[Cross-posted from here]
I’ve been working for a bit on some larger-scale jobs targeting the Windows Azure platform and early last week had assembled a collection of worker roles that were supposed to be processing my datasets for a number of days moving forward. Unfortunately, they wouldn’t stay running. As always, they “worked on my machine”, so I naturally assumed that the problem was with the Azure platform :). I then proceeded to do what I thought was the correct action… go to the Azure portal and request that the logs be transferred to my storage account so I could review them and fix the problem. What I learned, is that there were two problems with this solution:
- The time delay between requesting the logs and actually being able to review them is prohibitive for productive use. In my experience, the minimum turn around was 20 minutes and was most often 30 or longer. I’m not sure why this was happening – is this by design, or a temporary bug, or an artifact of the actual problem with my code, or what, but I know it was too long.
- Logs appear to get “lost”. In my scenario, my worker roles were throwing an exception that was un-caught my by code. Near as I can tell, when this happens, the Azure health monitoring platform assumes that the world has come to an end, shuts down that instance, and spins a new instance. While this (health monitoring and auto-recovery) is a good thing, one side effect (caveat is the fact that this is my experience and may not be reality) is that the logs were stored locally and, when the instance was shutdown/recycled, those log files went to the great bit-bucket in the sky. I was stuck in a failure mode with no visibility as to what was going wrong nor how to fix it.

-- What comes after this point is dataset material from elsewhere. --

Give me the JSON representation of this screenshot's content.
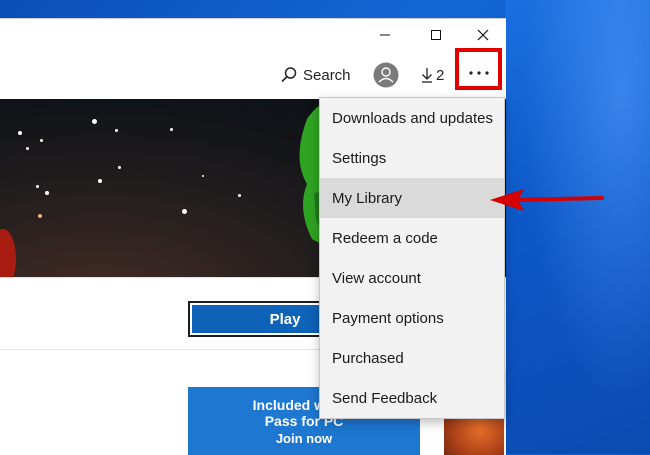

After pounding my head for a bit, I came up with the following solution – trap every exception possible and use queues. The first aspect allowed my worker roles to stay running. This may not always be the right answer, but for my use case, I adapted my code to handle the error cases and trapping / suppressing all exceptions proved to be a good answer. Further, doing so allowed me to grab the error message and do something interesting with it.
The second step (using queues) solved the (my) impatience problem. I created a local method called WriteToLog that did two things: write to the regular Azure log, and write to a queue I created called status (or something similarly brilliant). I replaced all of my “RoleManager.WriteToLog()” calls with calls to the local method and I then wrote a console app that would periodically (every few seconds) pop as many messages as it could (API-limited to 32) off of the status queue, dump the data as a local csv for logging and write the data to the screen. This allowed me to drastically reduce the feedback loop between my app and me, enabling me to fix the problems quickly.
There are certainly some downsides to this approach (do queues hit a max?, what is the overhead introduced by logging to a queue, once a message is dequeued, it is not available for other clients to read, etc), but it was a nice spot fix. A better implementation would have a flag in the config file or something similar that would control the queue-logging.
As you can see from the image above, I also wrote a little winform app to display the approximate queue length so I’d have an idea of the progress and how much work remained.